In this paper, we address the challenge of Nash equilibrium (NE) seeking in non-cooperative convex games with partial-decision information. We propose a distributed algorithm, where each agent refines its strategy through projected-gradient steps and an averaging procedure. Each agent uses estimates of competitors' actions obtained solely from local neighbor interactions, in a directed communication network. Unlike previous approaches that rely on (strong) monotonicity assumptions, this work establishes the convergence towards a NE under a diagonal dominance property of the pseudo-gradient mapping, that can be checked locally by the agents. Further, this condition is physically interpretable and of relevance for many applications, as it suggests that an agent's objective function is primarily influenced by its individual strategic decisions, rather than by the actions of its competitors.

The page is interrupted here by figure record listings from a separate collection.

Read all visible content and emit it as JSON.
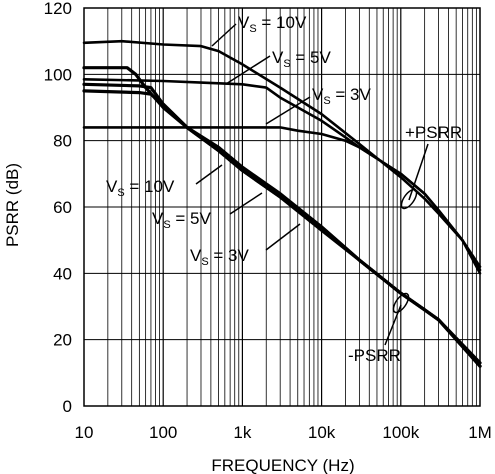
{
  "chart_data": {
    "type": "line",
    "xlabel": "FREQUENCY (Hz)",
    "ylabel": "PSRR (dB)",
    "x_scale": "log",
    "xlim": [
      10,
      1000000
    ],
    "ylim": [
      0,
      120
    ],
    "grid": true,
    "x_ticks": [
      {
        "value": 10,
        "label": "10"
      },
      {
        "value": 100,
        "label": "100"
      },
      {
        "value": 1000,
        "label": "1k"
      },
      {
        "value": 10000,
        "label": "10k"
      },
      {
        "value": 100000,
        "label": "100k"
      },
      {
        "value": 1000000,
        "label": "1M"
      }
    ],
    "y_ticks": [
      0,
      20,
      40,
      60,
      80,
      100,
      120
    ],
    "series": [
      {
        "group": "+PSRR",
        "vs": "10V",
        "points": [
          [
            10,
            109.5
          ],
          [
            30,
            110
          ],
          [
            100,
            109
          ],
          [
            300,
            108.5
          ],
          [
            500,
            107
          ],
          [
            1000,
            103
          ],
          [
            3000,
            96
          ],
          [
            10000,
            88
          ],
          [
            30000,
            79
          ],
          [
            100000,
            69
          ],
          [
            200000,
            62.5
          ],
          [
            300000,
            58
          ],
          [
            600000,
            50
          ],
          [
            1000000,
            40
          ]
        ]
      },
      {
        "group": "+PSRR",
        "vs": "5V",
        "points": [
          [
            10,
            98.5
          ],
          [
            100,
            98
          ],
          [
            300,
            97.5
          ],
          [
            1000,
            97
          ],
          [
            2000,
            96
          ],
          [
            3000,
            93
          ],
          [
            10000,
            86
          ],
          [
            20000,
            81
          ],
          [
            30000,
            78
          ],
          [
            100000,
            70
          ],
          [
            200000,
            64
          ],
          [
            300000,
            59
          ],
          [
            600000,
            50
          ],
          [
            1000000,
            42
          ]
        ]
      },
      {
        "group": "+PSRR",
        "vs": "3V",
        "points": [
          [
            10,
            84
          ],
          [
            100,
            84
          ],
          [
            1000,
            84
          ],
          [
            3000,
            84
          ],
          [
            5000,
            83
          ],
          [
            10000,
            82
          ],
          [
            20000,
            80
          ],
          [
            30000,
            78
          ],
          [
            100000,
            70
          ],
          [
            200000,
            64
          ],
          [
            300000,
            59
          ],
          [
            600000,
            50
          ],
          [
            1000000,
            41
          ]
        ]
      },
      {
        "group": "-PSRR",
        "vs": "10V",
        "points": [
          [
            10,
            102
          ],
          [
            35,
            102
          ],
          [
            45,
            100
          ],
          [
            60,
            96
          ],
          [
            100,
            90
          ],
          [
            200,
            84
          ],
          [
            500,
            78
          ],
          [
            1000,
            72
          ],
          [
            3000,
            64
          ],
          [
            10000,
            54
          ],
          [
            30000,
            44
          ],
          [
            100000,
            34
          ],
          [
            200000,
            29
          ],
          [
            300000,
            26
          ],
          [
            1000000,
            13
          ]
        ]
      },
      {
        "group": "-PSRR",
        "vs": "5V",
        "points": [
          [
            10,
            97
          ],
          [
            50,
            96.5
          ],
          [
            70,
            96
          ],
          [
            100,
            91
          ],
          [
            200,
            84
          ],
          [
            500,
            77
          ],
          [
            1000,
            71
          ],
          [
            3000,
            63
          ],
          [
            10000,
            54
          ],
          [
            30000,
            44
          ],
          [
            100000,
            34
          ],
          [
            200000,
            29
          ],
          [
            300000,
            26
          ],
          [
            1000000,
            12
          ]
        ]
      },
      {
        "group": "-PSRR",
        "vs": "3V",
        "points": [
          [
            10,
            95
          ],
          [
            50,
            94.5
          ],
          [
            70,
            94
          ],
          [
            100,
            91
          ],
          [
            200,
            84
          ],
          [
            500,
            77
          ],
          [
            1000,
            71
          ],
          [
            3000,
            63
          ],
          [
            10000,
            53
          ],
          [
            30000,
            44
          ],
          [
            100000,
            34
          ],
          [
            200000,
            29
          ],
          [
            300000,
            26
          ],
          [
            1000000,
            12
          ]
        ]
      }
    ],
    "annotations": {
      "plus_psrr": "+PSRR",
      "minus_psrr": "-PSRR",
      "vs_prefix": "V",
      "vs_sub": "S",
      "vs_10": " = 10V",
      "vs_5": " = 5V",
      "vs_3": " = 3V"
    }
  }
}
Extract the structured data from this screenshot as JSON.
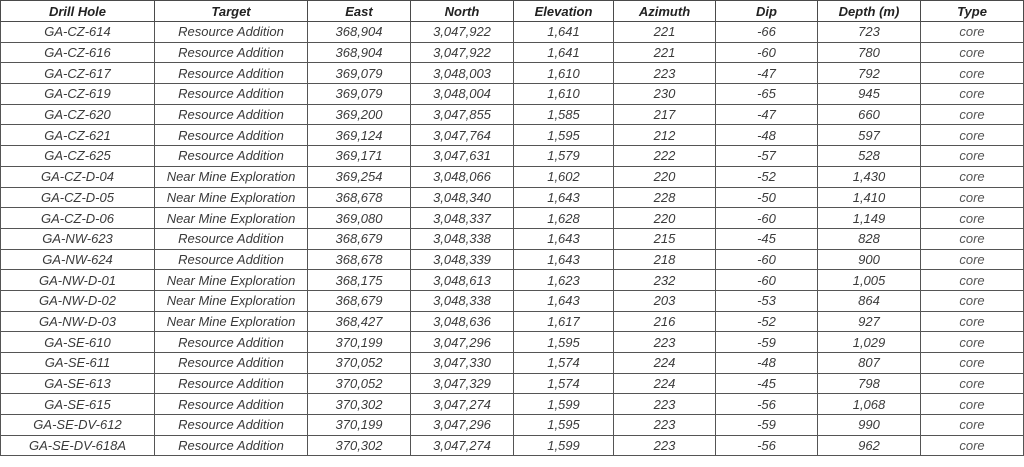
{
  "table": {
    "headers": [
      "Drill Hole",
      "Target",
      "East",
      "North",
      "Elevation",
      "Azimuth",
      "Dip",
      "Depth (m)",
      "Type"
    ],
    "rows": [
      [
        "GA-CZ-614",
        "Resource Addition",
        "368,904",
        "3,047,922",
        "1,641",
        "221",
        "-66",
        "723",
        "core"
      ],
      [
        "GA-CZ-616",
        "Resource Addition",
        "368,904",
        "3,047,922",
        "1,641",
        "221",
        "-60",
        "780",
        "core"
      ],
      [
        "GA-CZ-617",
        "Resource Addition",
        "369,079",
        "3,048,003",
        "1,610",
        "223",
        "-47",
        "792",
        "core"
      ],
      [
        "GA-CZ-619",
        "Resource Addition",
        "369,079",
        "3,048,004",
        "1,610",
        "230",
        "-65",
        "945",
        "core"
      ],
      [
        "GA-CZ-620",
        "Resource Addition",
        "369,200",
        "3,047,855",
        "1,585",
        "217",
        "-47",
        "660",
        "core"
      ],
      [
        "GA-CZ-621",
        "Resource Addition",
        "369,124",
        "3,047,764",
        "1,595",
        "212",
        "-48",
        "597",
        "core"
      ],
      [
        "GA-CZ-625",
        "Resource Addition",
        "369,171",
        "3,047,631",
        "1,579",
        "222",
        "-57",
        "528",
        "core"
      ],
      [
        "GA-CZ-D-04",
        "Near Mine Exploration",
        "369,254",
        "3,048,066",
        "1,602",
        "220",
        "-52",
        "1,430",
        "core"
      ],
      [
        "GA-CZ-D-05",
        "Near Mine Exploration",
        "368,678",
        "3,048,340",
        "1,643",
        "228",
        "-50",
        "1,410",
        "core"
      ],
      [
        "GA-CZ-D-06",
        "Near Mine Exploration",
        "369,080",
        "3,048,337",
        "1,628",
        "220",
        "-60",
        "1,149",
        "core"
      ],
      [
        "GA-NW-623",
        "Resource Addition",
        "368,679",
        "3,048,338",
        "1,643",
        "215",
        "-45",
        "828",
        "core"
      ],
      [
        "GA-NW-624",
        "Resource Addition",
        "368,678",
        "3,048,339",
        "1,643",
        "218",
        "-60",
        "900",
        "core"
      ],
      [
        "GA-NW-D-01",
        "Near Mine Exploration",
        "368,175",
        "3,048,613",
        "1,623",
        "232",
        "-60",
        "1,005",
        "core"
      ],
      [
        "GA-NW-D-02",
        "Near Mine Exploration",
        "368,679",
        "3,048,338",
        "1,643",
        "203",
        "-53",
        "864",
        "core"
      ],
      [
        "GA-NW-D-03",
        "Near Mine Exploration",
        "368,427",
        "3,048,636",
        "1,617",
        "216",
        "-52",
        "927",
        "core"
      ],
      [
        "GA-SE-610",
        "Resource Addition",
        "370,199",
        "3,047,296",
        "1,595",
        "223",
        "-59",
        "1,029",
        "core"
      ],
      [
        "GA-SE-611",
        "Resource Addition",
        "370,052",
        "3,047,330",
        "1,574",
        "224",
        "-48",
        "807",
        "core"
      ],
      [
        "GA-SE-613",
        "Resource Addition",
        "370,052",
        "3,047,329",
        "1,574",
        "224",
        "-45",
        "798",
        "core"
      ],
      [
        "GA-SE-615",
        "Resource Addition",
        "370,302",
        "3,047,274",
        "1,599",
        "223",
        "-56",
        "1,068",
        "core"
      ],
      [
        "GA-SE-DV-612",
        "Resource Addition",
        "370,199",
        "3,047,296",
        "1,595",
        "223",
        "-59",
        "990",
        "core"
      ],
      [
        "GA-SE-DV-618A",
        "Resource Addition",
        "370,302",
        "3,047,274",
        "1,599",
        "223",
        "-56",
        "962",
        "core"
      ]
    ]
  }
}
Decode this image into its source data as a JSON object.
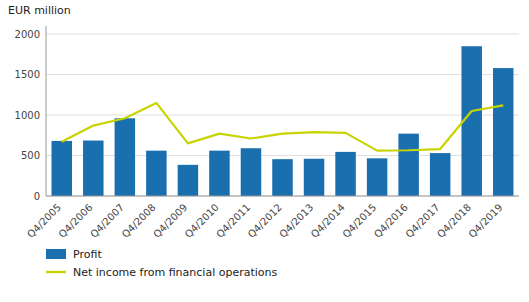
{
  "chart_data": {
    "type": "bar",
    "ylabel": "EUR million",
    "categories": [
      "Q4/2005",
      "Q4/2006",
      "Q4/2007",
      "Q4/2008",
      "Q4/2009",
      "Q4/2010",
      "Q4/2011",
      "Q4/2012",
      "Q4/2013",
      "Q4/2014",
      "Q4/2015",
      "Q4/2016",
      "Q4/2017",
      "Q4/2018",
      "Q4/2019"
    ],
    "series": [
      {
        "name": "Profit",
        "type": "bar",
        "color": "#1a6faf",
        "values": [
          680,
          685,
          960,
          560,
          385,
          560,
          590,
          455,
          460,
          545,
          465,
          770,
          530,
          1850,
          1580
        ]
      },
      {
        "name": "Net income from financial operations",
        "type": "line",
        "color": "#c8d400",
        "values": [
          670,
          870,
          960,
          1150,
          650,
          770,
          710,
          770,
          790,
          780,
          560,
          565,
          580,
          1050,
          1120
        ]
      }
    ],
    "ylim": [
      0,
      2100
    ],
    "yticks": [
      0,
      500,
      1000,
      1500,
      2000
    ],
    "grid": true,
    "legend": "bottom"
  }
}
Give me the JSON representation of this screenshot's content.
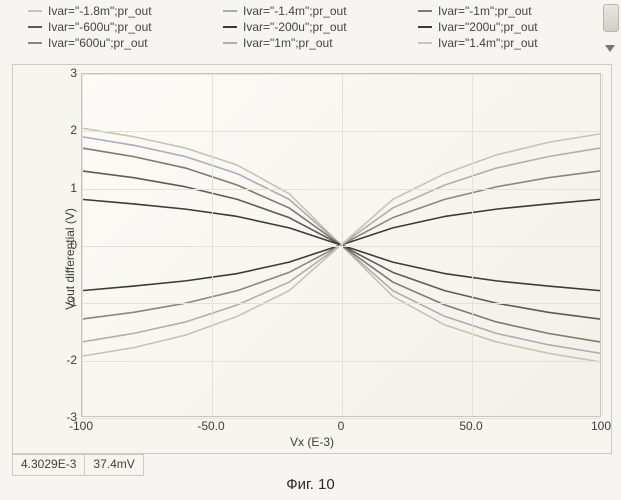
{
  "background_color": "#f7f5f1",
  "legend": {
    "font_size": 12,
    "text_color": "#454540",
    "items": [
      {
        "label": "Ivar=\"-1.8m\";pr_out",
        "color": "#c9c2b0"
      },
      {
        "label": "Ivar=\"-1.4m\";pr_out",
        "color": "#a8aeb4"
      },
      {
        "label": "Ivar=\"-1m\";pr_out",
        "color": "#7d7a6f"
      },
      {
        "label": "Ivar=\"-600u\";pr_out",
        "color": "#5a5d55"
      },
      {
        "label": "Ivar=\"-200u\";pr_out",
        "color": "#3a3c37"
      },
      {
        "label": "Ivar=\"200u\";pr_out",
        "color": "#3a3c37"
      },
      {
        "label": "Ivar=\"600u\";pr_out",
        "color": "#8a887d"
      },
      {
        "label": "Ivar=\"1m\";pr_out",
        "color": "#b3afa3"
      },
      {
        "label": "Ivar=\"1.4m\";pr_out",
        "color": "#c8c3b6"
      }
    ]
  },
  "chart": {
    "type": "line",
    "xlabel": "Vx (E-3)",
    "ylabel": "Vout differential (V)",
    "xlim": [
      -100,
      100
    ],
    "ylim": [
      -3,
      3
    ],
    "xticks": [
      -100,
      -50.0,
      0,
      50.0,
      100
    ],
    "xtick_labels": [
      "-100",
      "-50.0",
      "0",
      "50.0",
      "100"
    ],
    "yticks": [
      -3,
      -2,
      -1,
      0,
      1,
      2,
      3
    ],
    "ytick_labels": [
      "-3",
      "-2",
      "-1",
      "0",
      "1",
      "2",
      "3"
    ],
    "grid_color": "#e4e1d8",
    "axis_color": "#c9c5ba",
    "label_fontsize": 12,
    "plot_bg_from": "#fdfbf7",
    "plot_bg_to": "#f3f0e9",
    "line_width": 1.6,
    "x": [
      -100,
      -80,
      -60,
      -40,
      -20,
      0,
      20,
      40,
      60,
      80,
      100
    ],
    "series": [
      {
        "name": "-1.8m",
        "color": "#c9c2b0",
        "y": [
          2.05,
          1.9,
          1.7,
          1.4,
          0.9,
          0.0,
          -0.9,
          -1.4,
          -1.7,
          -1.9,
          -2.05
        ]
      },
      {
        "name": "-1.4m",
        "color": "#a8aeb4",
        "y": [
          1.9,
          1.75,
          1.55,
          1.25,
          0.8,
          0.0,
          -0.8,
          -1.25,
          -1.55,
          -1.75,
          -1.9
        ]
      },
      {
        "name": "-1m",
        "color": "#7d7a6f",
        "y": [
          1.7,
          1.55,
          1.35,
          1.05,
          0.65,
          0.0,
          -0.65,
          -1.05,
          -1.35,
          -1.55,
          -1.7
        ]
      },
      {
        "name": "-600u",
        "color": "#5a5d55",
        "y": [
          1.3,
          1.18,
          1.02,
          0.8,
          0.48,
          0.0,
          -0.48,
          -0.8,
          -1.02,
          -1.18,
          -1.3
        ]
      },
      {
        "name": "-200u",
        "color": "#3a3c37",
        "y": [
          0.8,
          0.72,
          0.63,
          0.5,
          0.3,
          0.0,
          -0.3,
          -0.5,
          -0.63,
          -0.72,
          -0.8
        ]
      },
      {
        "name": "200u",
        "color": "#3a3c37",
        "y": [
          -0.8,
          -0.72,
          -0.63,
          -0.5,
          -0.3,
          0.0,
          0.3,
          0.5,
          0.63,
          0.72,
          0.8
        ]
      },
      {
        "name": "600u",
        "color": "#8a887d",
        "y": [
          -1.3,
          -1.18,
          -1.02,
          -0.8,
          -0.48,
          0.0,
          0.48,
          0.8,
          1.02,
          1.18,
          1.3
        ]
      },
      {
        "name": "1m",
        "color": "#b3afa3",
        "y": [
          -1.7,
          -1.55,
          -1.35,
          -1.05,
          -0.65,
          0.0,
          0.65,
          1.05,
          1.35,
          1.55,
          1.7
        ]
      },
      {
        "name": "1.4m",
        "color": "#c8c3b6",
        "y": [
          -1.95,
          -1.8,
          -1.58,
          -1.25,
          -0.8,
          0.0,
          0.8,
          1.25,
          1.58,
          1.8,
          1.95
        ]
      }
    ]
  },
  "readout": {
    "x_value": "4.3029E-3",
    "y_value": "37.4mV"
  },
  "caption": "Фиг. 10"
}
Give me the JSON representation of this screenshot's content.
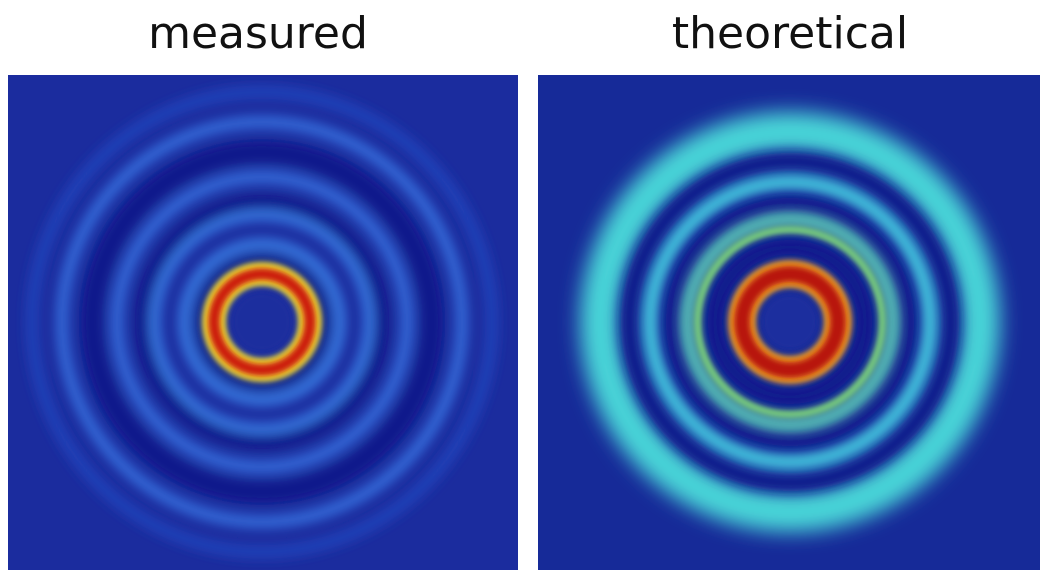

In virtue of a novel block-infinity norm convergence argument, we provide explicit bounds for constant step-size that are independent of the communication structure, and can be computed in a totally decentralized way. Numerical simulations on an optical network's power control problem validate the algorithm's effectiveness.

翻译：本文针对部分决策信息下非合作凸博弈中的纳什均衡求解问题展开研究。我们提出一种分布式算法，其中每个智能体通过投影梯度步骤与平均化过程来调整自身策略。每个智能体仅利用有向通信网络中局部邻居交互获取的对手行动估计值。与以往依赖（强）单调性假设的方法不同，本文在伪梯度映射满足对角占优特性的条件下建立了向纳什均衡的收敛性，该条件可由智能体局部验证。此外，该条件具有物理可解释性且与诸多应用场景相关，因为它表明智能体的目标函数主要受其个体战略决策影响，而非竞争对手的行动。通过引入新颖的块无穷范数收敛论证，我们给出了与通信结构无关的恒定步长显式界，该步长可完全以分布式方式计算。光学网络功率控制问题的数值仿真验证了该算法的有效性。